Book Review: The Unbecoming of Mara Dyer by Michelle Hodkin

9/02/2012 , , 0 Comments

I've decided to do some book reviews from time to time and maybe some author interviews as well. So if you're an author reading this blog and would like for me to interview you to help promote your book, let me know. I'd be also willing to review your book as well; however, I don't own a Kindle so it would have to be a paperback book sent to me.

As you know, I'm an author myself, and I know how hard it is to market and spread the word around about your book. I strongly believe in paying it forward and as time in my busy life allows it, I want to help other authors out as much as I can.


Because we're in this together.

We understand each other.

We know what it's like when a character talks to you or when one just happens to show up out of nowhere.

We know the whole process of what it takes to create a story.

That's why.

So I'm starting now with my review on The Unbecoming of Mara Dyer by Michelle Hodkin.

I'm giving it a 4 star rating.

Goodreads says: "Mara Dyer doesn't think life can get any stranger than waking up in a hospital with no memory of how she got there. It can. She believes there must be more to the accident she can't remember that killed her friends and left her mysteriously unharmed. There is. She doesn't believe that after everything she's been through, she can fall in love. She's wrong."
I bought this book on a whim because it sounded interesting and it was. I have to admit though, it left me a bit confused and a little disappointed. For example, at the beginning of the book is a handwritten letter that says, "My name is not Mara Dyer, but my lawyer told me I had to choose something."

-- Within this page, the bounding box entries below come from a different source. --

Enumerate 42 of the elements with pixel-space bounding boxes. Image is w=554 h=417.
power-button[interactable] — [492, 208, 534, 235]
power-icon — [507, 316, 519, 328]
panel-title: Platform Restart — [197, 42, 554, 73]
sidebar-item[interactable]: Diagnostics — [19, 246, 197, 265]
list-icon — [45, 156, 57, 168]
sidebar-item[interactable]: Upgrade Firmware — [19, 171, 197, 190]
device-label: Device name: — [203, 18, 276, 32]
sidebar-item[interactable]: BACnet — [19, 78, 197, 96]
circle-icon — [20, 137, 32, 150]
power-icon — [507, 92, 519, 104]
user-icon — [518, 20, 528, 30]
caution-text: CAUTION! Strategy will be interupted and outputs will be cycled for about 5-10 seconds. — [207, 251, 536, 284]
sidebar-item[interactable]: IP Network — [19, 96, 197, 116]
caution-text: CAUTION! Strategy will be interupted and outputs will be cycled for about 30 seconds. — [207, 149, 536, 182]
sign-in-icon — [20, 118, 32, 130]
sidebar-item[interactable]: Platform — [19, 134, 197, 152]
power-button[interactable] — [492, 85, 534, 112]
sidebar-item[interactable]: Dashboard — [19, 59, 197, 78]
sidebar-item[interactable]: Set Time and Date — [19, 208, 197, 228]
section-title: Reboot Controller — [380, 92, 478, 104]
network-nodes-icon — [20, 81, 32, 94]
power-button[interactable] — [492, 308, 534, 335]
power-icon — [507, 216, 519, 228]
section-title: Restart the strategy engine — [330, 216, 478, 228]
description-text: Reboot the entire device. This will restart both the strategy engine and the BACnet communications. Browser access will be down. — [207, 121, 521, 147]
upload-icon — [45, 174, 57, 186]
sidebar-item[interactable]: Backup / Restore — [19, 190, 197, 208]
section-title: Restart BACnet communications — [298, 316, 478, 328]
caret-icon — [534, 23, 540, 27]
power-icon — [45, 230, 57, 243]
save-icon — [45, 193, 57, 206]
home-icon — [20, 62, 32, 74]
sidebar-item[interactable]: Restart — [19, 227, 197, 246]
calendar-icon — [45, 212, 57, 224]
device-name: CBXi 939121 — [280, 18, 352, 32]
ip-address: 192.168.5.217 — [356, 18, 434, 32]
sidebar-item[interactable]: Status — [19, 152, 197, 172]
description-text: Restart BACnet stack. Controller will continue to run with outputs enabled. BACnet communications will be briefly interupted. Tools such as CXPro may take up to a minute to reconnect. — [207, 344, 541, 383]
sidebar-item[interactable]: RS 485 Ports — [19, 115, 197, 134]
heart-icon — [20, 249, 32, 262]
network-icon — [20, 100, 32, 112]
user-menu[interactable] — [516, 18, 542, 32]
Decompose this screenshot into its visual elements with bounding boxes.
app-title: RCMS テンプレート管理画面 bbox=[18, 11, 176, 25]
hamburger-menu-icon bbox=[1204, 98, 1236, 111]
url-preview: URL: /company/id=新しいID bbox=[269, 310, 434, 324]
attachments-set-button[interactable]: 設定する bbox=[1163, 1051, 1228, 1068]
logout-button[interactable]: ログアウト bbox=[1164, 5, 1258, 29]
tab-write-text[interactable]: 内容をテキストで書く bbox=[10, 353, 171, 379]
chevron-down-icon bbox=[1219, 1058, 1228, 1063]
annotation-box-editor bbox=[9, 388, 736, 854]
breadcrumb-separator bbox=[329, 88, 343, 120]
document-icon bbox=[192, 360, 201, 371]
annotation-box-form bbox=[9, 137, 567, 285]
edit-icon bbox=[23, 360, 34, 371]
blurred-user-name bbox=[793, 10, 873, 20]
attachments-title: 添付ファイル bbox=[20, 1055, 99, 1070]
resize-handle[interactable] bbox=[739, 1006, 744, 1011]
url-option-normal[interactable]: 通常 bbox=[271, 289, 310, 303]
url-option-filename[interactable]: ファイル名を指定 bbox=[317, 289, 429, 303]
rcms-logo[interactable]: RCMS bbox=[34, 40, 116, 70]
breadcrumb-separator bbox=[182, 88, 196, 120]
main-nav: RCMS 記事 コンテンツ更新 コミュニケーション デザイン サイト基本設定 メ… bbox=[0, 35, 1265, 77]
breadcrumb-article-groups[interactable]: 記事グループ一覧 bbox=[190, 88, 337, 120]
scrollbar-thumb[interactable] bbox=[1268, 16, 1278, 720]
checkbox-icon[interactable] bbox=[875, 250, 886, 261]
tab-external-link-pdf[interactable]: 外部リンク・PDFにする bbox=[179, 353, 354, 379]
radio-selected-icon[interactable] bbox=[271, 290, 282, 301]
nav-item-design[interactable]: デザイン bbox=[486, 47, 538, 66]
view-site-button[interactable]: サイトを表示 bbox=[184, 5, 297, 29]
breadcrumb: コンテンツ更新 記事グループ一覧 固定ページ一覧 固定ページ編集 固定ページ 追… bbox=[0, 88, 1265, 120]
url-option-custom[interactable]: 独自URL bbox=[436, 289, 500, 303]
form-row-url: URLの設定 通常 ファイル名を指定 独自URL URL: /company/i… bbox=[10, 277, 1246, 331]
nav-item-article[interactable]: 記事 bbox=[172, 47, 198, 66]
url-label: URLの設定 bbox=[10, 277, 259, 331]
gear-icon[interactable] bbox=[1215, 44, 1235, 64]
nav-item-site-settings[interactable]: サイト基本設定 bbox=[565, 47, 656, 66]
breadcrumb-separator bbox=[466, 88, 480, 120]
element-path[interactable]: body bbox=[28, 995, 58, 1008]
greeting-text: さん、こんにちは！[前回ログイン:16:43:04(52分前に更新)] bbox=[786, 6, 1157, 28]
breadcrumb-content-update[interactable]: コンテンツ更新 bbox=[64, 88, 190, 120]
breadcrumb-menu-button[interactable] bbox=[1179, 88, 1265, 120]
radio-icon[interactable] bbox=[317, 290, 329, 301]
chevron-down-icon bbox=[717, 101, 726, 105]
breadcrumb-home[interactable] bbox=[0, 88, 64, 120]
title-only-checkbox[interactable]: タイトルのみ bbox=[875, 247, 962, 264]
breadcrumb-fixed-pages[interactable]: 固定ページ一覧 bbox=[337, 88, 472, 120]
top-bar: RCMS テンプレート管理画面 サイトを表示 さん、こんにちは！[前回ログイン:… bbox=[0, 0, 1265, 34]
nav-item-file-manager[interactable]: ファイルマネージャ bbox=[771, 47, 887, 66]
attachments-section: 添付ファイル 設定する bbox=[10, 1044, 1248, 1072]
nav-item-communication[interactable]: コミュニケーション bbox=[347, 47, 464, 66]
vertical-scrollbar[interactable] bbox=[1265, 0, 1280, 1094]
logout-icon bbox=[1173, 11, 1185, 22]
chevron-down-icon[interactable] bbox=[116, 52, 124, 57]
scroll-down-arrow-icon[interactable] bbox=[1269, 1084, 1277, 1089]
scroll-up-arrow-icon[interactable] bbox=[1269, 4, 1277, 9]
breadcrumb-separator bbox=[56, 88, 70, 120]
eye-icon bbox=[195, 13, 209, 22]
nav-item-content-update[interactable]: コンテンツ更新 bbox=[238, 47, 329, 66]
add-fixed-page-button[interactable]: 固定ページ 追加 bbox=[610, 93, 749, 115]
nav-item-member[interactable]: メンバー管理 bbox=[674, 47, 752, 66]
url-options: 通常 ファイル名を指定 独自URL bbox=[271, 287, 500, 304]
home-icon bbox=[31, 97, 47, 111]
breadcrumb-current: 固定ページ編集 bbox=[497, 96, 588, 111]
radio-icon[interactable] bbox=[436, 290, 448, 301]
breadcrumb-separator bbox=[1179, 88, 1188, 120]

So what’s her real name, or am I missing something here?

There were questions I had that weren’t answered in this book. Hopefully, the next book The Evolution of Mara Dyer, will answer those questions.

By the way, I won an ARC of The Evolution of Mara Dyer, and I’ll do a book review on it once I finish reading it.

Anyway, despite my confusion and disappointment, this was a good read, and I loved how the story began–with seventeen-year-old Mara, her best friend Rachel and a not-so-good friend Claire, playing with a Ouija board. Rachel asks the board how she’s going to die. The planchette sails across the board. Slowly it spells M.A.R.A.

Six months later, Mara’s friends are dead. After days of being in a coma, Mara wakes up in a hospital, connected to a bunch of tubes with no recollection of what happened. Her mother finally tells her she was in an accident.

Mara, her boyfriend Jude, Rachel and Claire had decided one night to sneak into an old abandoned building that used to be the Tamerlane State Lunatic Asylum in Rhode Island. The building ended up collapsing, killing her friends but not Mara.

After Mara is released from the hospital, eight weeks later her family moves to Miami, Florida, hoping a new change in scenery would help Mara’s Post-traumatic stress disorder and nightmares.

It doesn’t.

Mara begins having hallucinations. She sees Claire in the mirror and then Jude wandering in a crowd. When she starts her new school–a private school called Croyden Academy–and enters her class, she sees cracks appearing in the classroom walls. The ceiling begins to crumble and dust fills the room.

It’s not real.

Mara’s face collides with the floor, giving her a bloody nose. Not a good way to start a new school. When Mara dashes to the bathroom, she sees Claire in the mirror and then Jude outside, freaking her out.

And then there’s Noah Shaw.

Aaaah. Noah.

I know there are people who don’t like or get Noah’s character, but I totally do. He’s tall, cute, and British. The only qualm I have about his character is Michelle Hodkin made him sound more American than British. I wish she had added some British slang and humor to his character. But other than that, my teenage self fell in love with him. Maybe because my husband is British, although he purposely lost his accent when he moved to America, which is so wrong. That accent is hot in my opinion. But Noah’s bad-boy character, his personality, and how he carries himself, was well done. I also like Mara’s character. She finds out Noah is a player so when he shows interest in her, she doesn’t give him the time of day. She makes him work for it. Of course the other girls at Croyden are jealous that Noah wants nothing more than to be with Mara.

But then things start getting weirder in Mara’s world. People that she wishes to die, dies. She doesn’t understand what’s happening and at first chalks it up to coincidence. Then it happens again, and she starts having dreams about that night when she and her friends had gone to the asylum. Stray memories crop up in her mind, and she comes to the conclusion that she killed her friends.

But did she?

What’s really going on with her?

Why all of a sudden it appears like she has some paranormal ability?

Why now?

This book left me with so many unanswered questions and like I said, I’m hoping this next book will fill in the blanks.

If you like suspense and want to read something different in the YA genre that will twist your mind a bit, I recommend this book. Yeah, it leaves you hanging, but it’s compelling enough to want to read the next book.